初期にハマっていたのはオロチだが、タケルに勧めた結果、どハマりしたという経緯で、今ではタケルの方が勝利数は高い。
「よし、準備OKだぞ」
「僕もいいよ」
試合開始。
攻めに特化したキャラを使うタケルと、柔軟に動くキャラを使うオロチはカウンター狙い。攻防は長く続くも、勝利を手にするのは攻めを崩さない男タケル。

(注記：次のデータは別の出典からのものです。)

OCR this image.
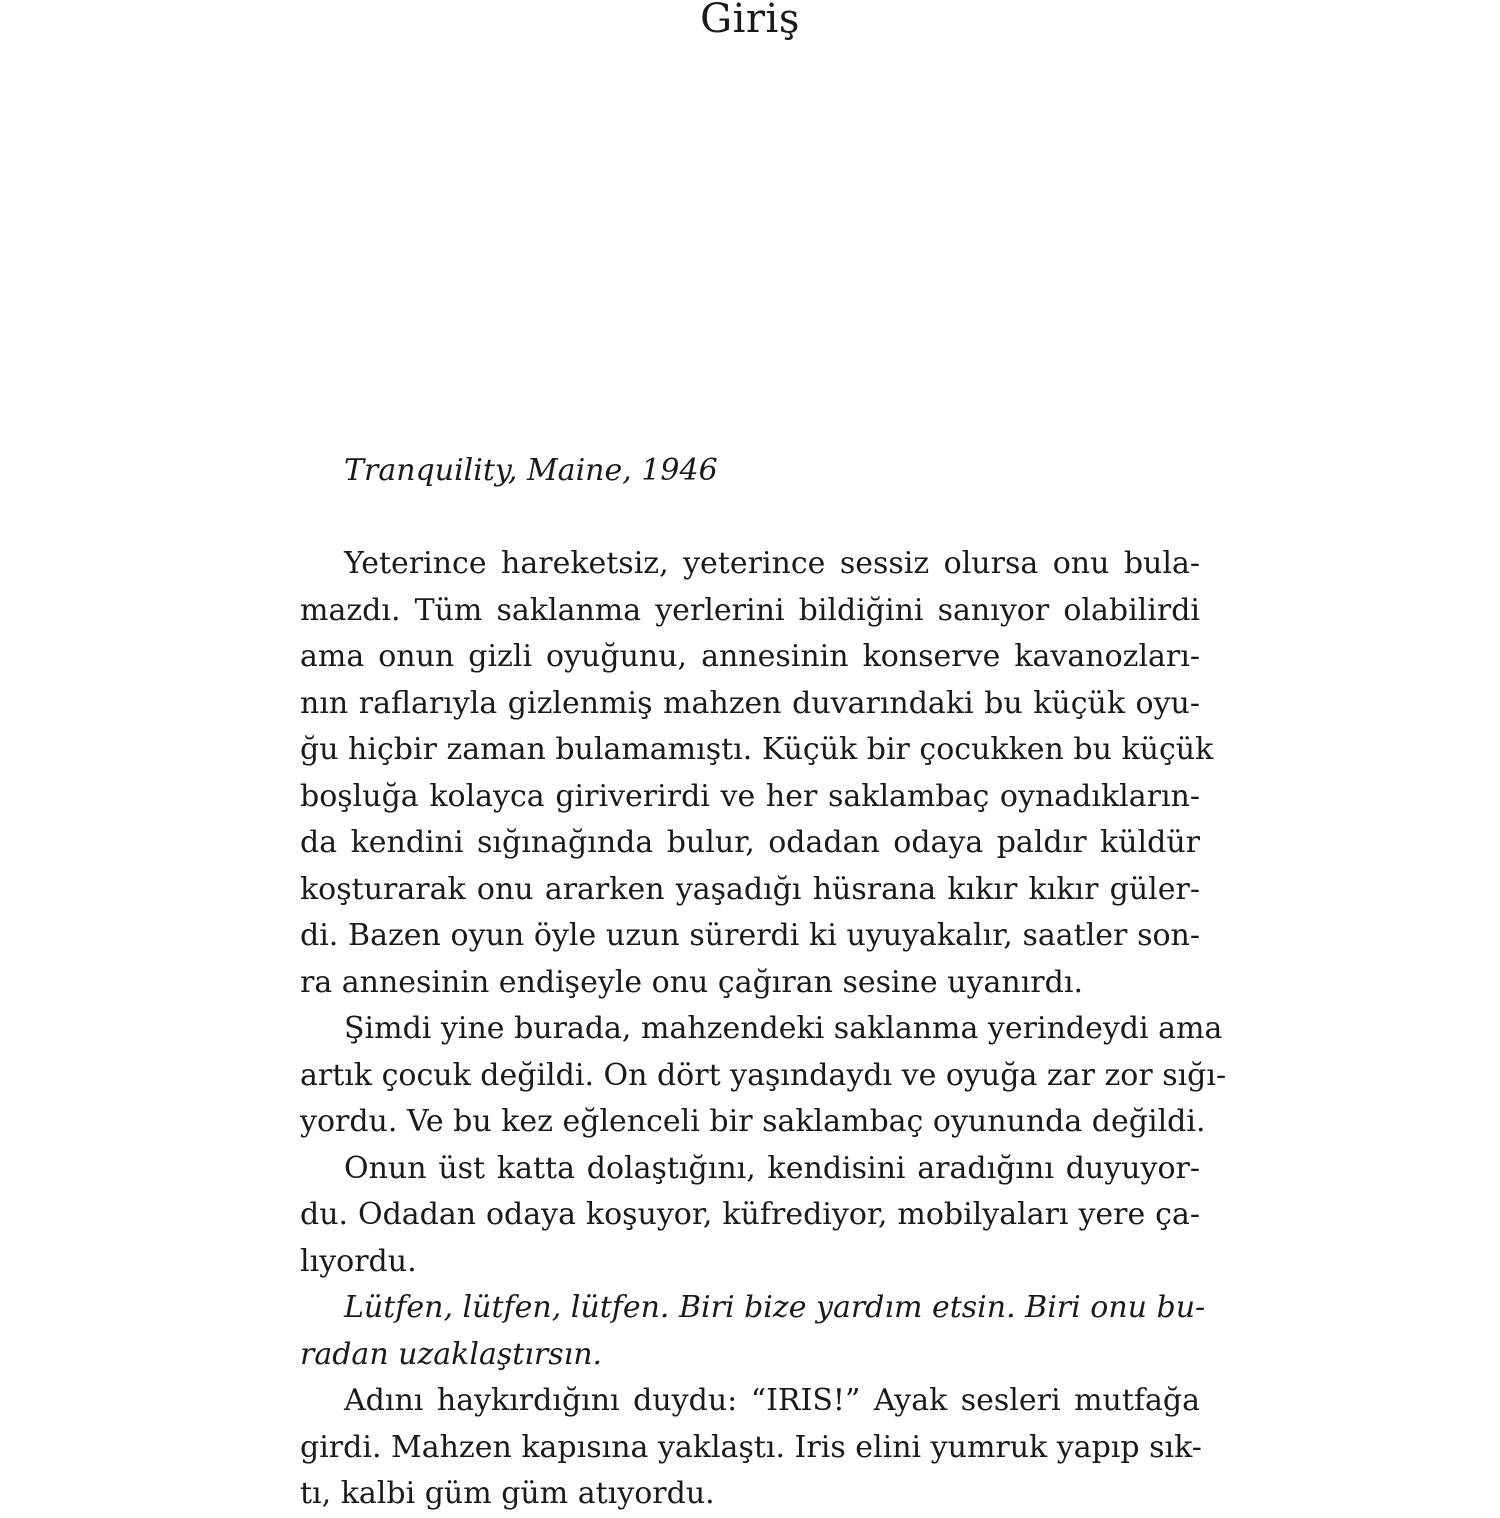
Giriş
Tranquility, Maine, 1946
Yeterince hareketsiz, yeterince sessiz olursa onu bula-
mazdı. Tüm saklanma yerlerini bildiğini sanıyor olabilirdi
ama onun gizli oyuğunu, annesinin konserve kavanozları-
nın raflarıyla gizlenmiş mahzen duvarındaki bu küçük oyu-
ğu hiçbir zaman bulamamıştı. Küçük bir çocukken bu küçük
boşluğa kolayca giriverirdi ve her saklambaç oynadıkların-
da kendini sığınağında bulur, odadan odaya paldır küldür
koşturarak onu ararken yaşadığı hüsrana kıkır kıkır güler-
di. Bazen oyun öyle uzun sürerdi ki uyuyakalır, saatler son-
ra annesinin endişeyle onu çağıran sesine uyanırdı.
Şimdi yine burada, mahzendeki saklanma yerindeydi ama
artık çocuk değildi. On dört yaşındaydı ve oyuğa zar zor sığı-
yordu. Ve bu kez eğlenceli bir saklambaç oyununda değildi.
Onun üst katta dolaştığını, kendisini aradığını duyuyor-
du. Odadan odaya koşuyor, küfrediyor, mobilyaları yere ça-
lıyordu.
Lütfen, lütfen, lütfen. Biri bize yardım etsin. Biri onu bu-
radan uzaklaştırsın.
Adını haykırdığını duydu: “IRIS!” Ayak sesleri mutfağa
girdi. Mahzen kapısına yaklaştı. Iris elini yumruk yapıp sık-
tı, kalbi güm güm atıyordu.
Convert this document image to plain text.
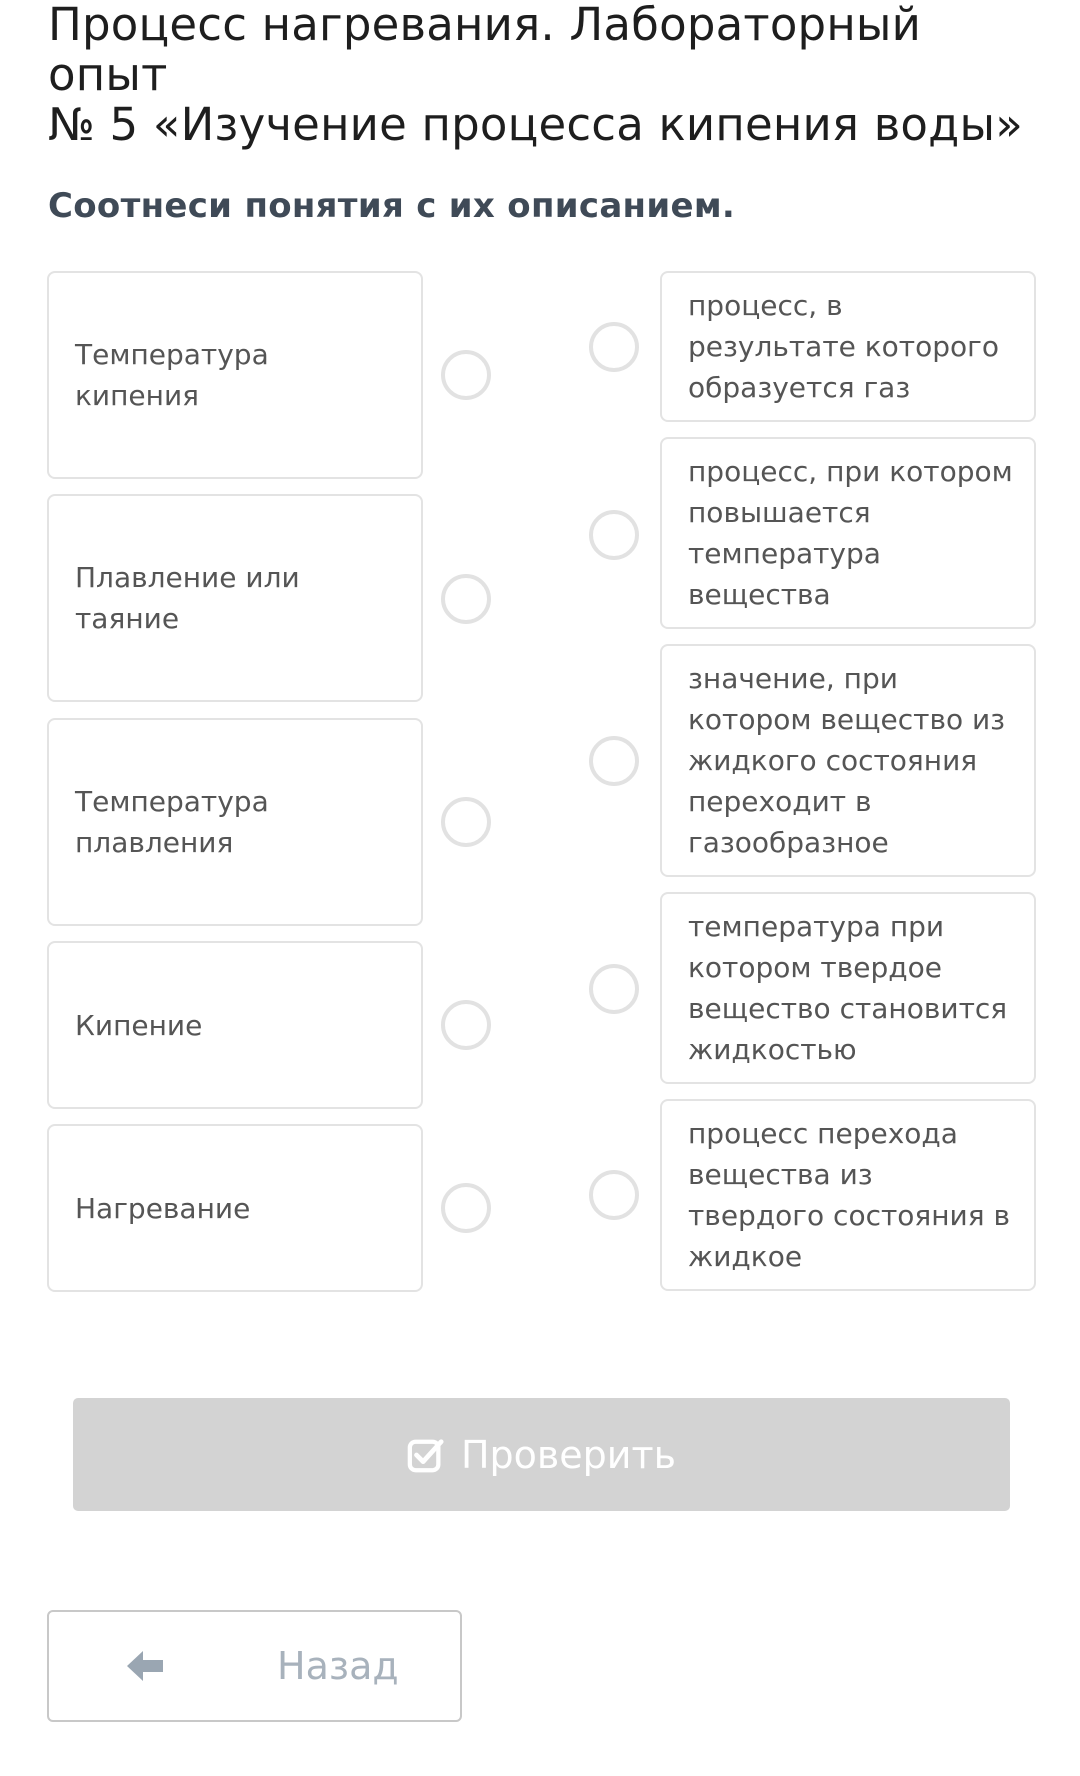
Процесс нагревания. Лабораторный опыт
№ 5 «Изучение процесса кипения воды»
Соотнеси понятия с их описанием.
Температура кипения
Плавление или таяние
Температура плавления
Кипение
Нагревание
процесс, в результате которого образуется газ
процесс, при котором повышается температура вещества
значение, при котором вещество из жидкого состояния переходит в газообразное
температура при котором твердое вещество становится жидкостью
процесс перехода вещества из твердого состояния в жидкое
Проверить
Назад
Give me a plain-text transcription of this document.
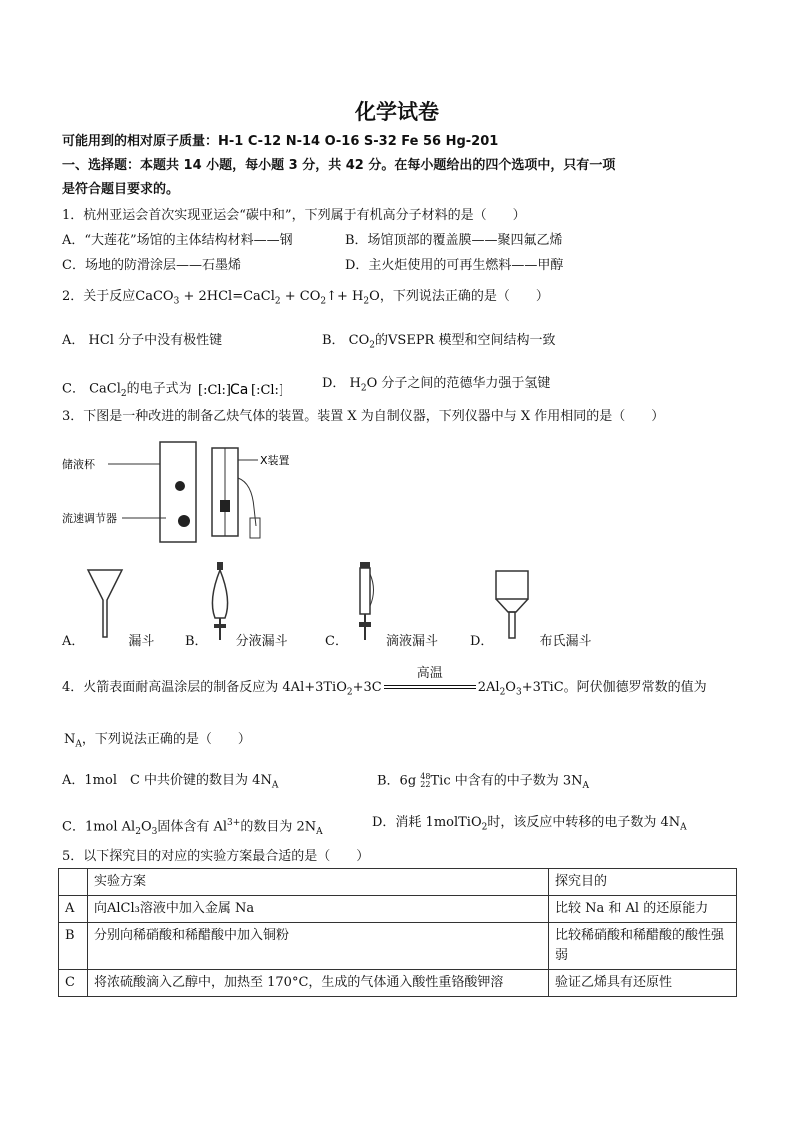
化学试卷
可能用到的相对原子质量：H-1 C-12 N-14 O-16 S-32 Fe 56 Hg-201
一、选择题：本题共 14 小题，每小题 3 分，共 42 分。在每小题给出的四个选项中，只有一项
是符合题目要求的。
1．杭州亚运会首次实现亚运会“碳中和”，下列属于有机高分子材料的是（　　）
A．“大莲花”场馆的主体结构材料——钢	B．场馆顶部的覆盖膜——聚四氟乙烯
C．场地的防滑涂层——石墨烯	D．主火炬使用的可再生燃料——甲醇
2．关于反应CaCO$_3$ + 2HCl=CaCl$_2$ + $CO_2↑+ H_2O$，下列说法正确的是（　　）
A． HCl 分子中没有极性键	B． $CO_2$的VSEPR 模型和空间结构一致
C． CaCl$_2$的电子式为 [:Cl:]
Ca [:Cl:]	D． $H_2O$ 分子之间的范德华力强于氢键
3．下图是一种改进的制备乙炔气体的装置。装置 X 为自制仪器，下列仪器中与 X 作用相同的是（　　）
储液杯
流速调节器
X装置
A．	漏斗 B． 分液漏斗	C．	滴液漏斗 D．	布氏漏斗
4．火箭表面耐高温涂层的制备反应为 4Al+3TiO$_2$+3C
高温
$2Al_2O_3+3TiC$。阿伏伽德罗常数的值为
$N_A$，下列说法正确的是（　　）
A．1mol　C 中共价键的数目为 $4N_A$	B．6g 48
22Tic 中含有的中子数为 $3N_A$
C．1mol $Al_2O_3$固体含有 $Al^{3+}$的数目为 $2N_A$
D．消耗 1molTiO$_2$时，该反应中转移的电子数为 $4N_A$
5．以下探究目的对应的实验方案最合适的是（　　）
	实验方案	探究目的
A	向AlCl₃溶液中加入金属 Na	比较 Na 和 Al 的还原能力
B	分别向稀硝酸和稀醋酸中加入铜粉	比较稀硝酸和稀醋酸的酸性强弱
C	将浓硫酸滴入乙醇中，加热至 170°C，生成的气体通入酸性重铬酸钾溶	验证乙烯具有还原性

「しゃあー!オラー!!見たか!?今の返し、最高だろ?」
「あーそうだね、見てた、やられた」
「やっぱり、俺様は最強だったわけだ」
「ソダネー」
オロチが軽返事する中、店内の客も増えつつあり、タケルの画面には『挑戦者出現』のマークが浮かび上がる。
「はぁ?どいつだよ?」
「この中の誰かか、ネット回線を利用して挑戦した誰か、もしかすればプロの人かも?」
「まっ、コテンパンにしてやるよ。キャラは、あんま使わないやつにするか」
「いいの?」
「ハンデだよ」
試合開始も、タケルはストレート負けを喫する。
「何でだよ!?」
挑戦する気概がある時点で強者と判断せねばならない。だが負けたままでは終われないタケルも、再戦に挑む。
「今度は、真面目にやってやるよ」
次戦もストレート負け。普段使いのキャラを使っても結果は同じ。
「あり得ねえ、あり得ねえよ」
「うわぁ、タケちゃんよわぁ」
「うっせ、相手が強すぎんだよ。見てただろ?」
「タケちゃんも、そろそろカウンターを覚えた方がいいかもね。連続技とか大技連発以外にもさ」
「ちっ、くそ。俺の性には合わねぇ!」
「やれやれ、君たち喧嘩はいけないよ」
明るい声でヒュイッと顔を出したのは、オロチたちより背の低い幼顔の校長ゼウス。
「ぇ゙?校長先生!?」
「いかにも、僕は校長のゼウスだよ」
「なんでここにいるんですか?」
「僕だって遊ぶさぁ、対戦ゲームだって大好きなんだよ」
「もしかして今の……」
「そうだよ」
「ぇ゙ぇ゙ぇぇ〜!!」
腰を抜かすオロチたち。
だが、これで終わりではない。
「君、カウンターを覚えられないんだって?勝負に於いて駆け引きは重要さ。今からレッスンしてあげるよ、あぁ立ち上がらなくていい。さぁ、座って」
バンバンと椅子を叩く校長ゼウス。
逃れられない遊びは続き、オロチたちが帰りついたのは日が落ちた頃だった。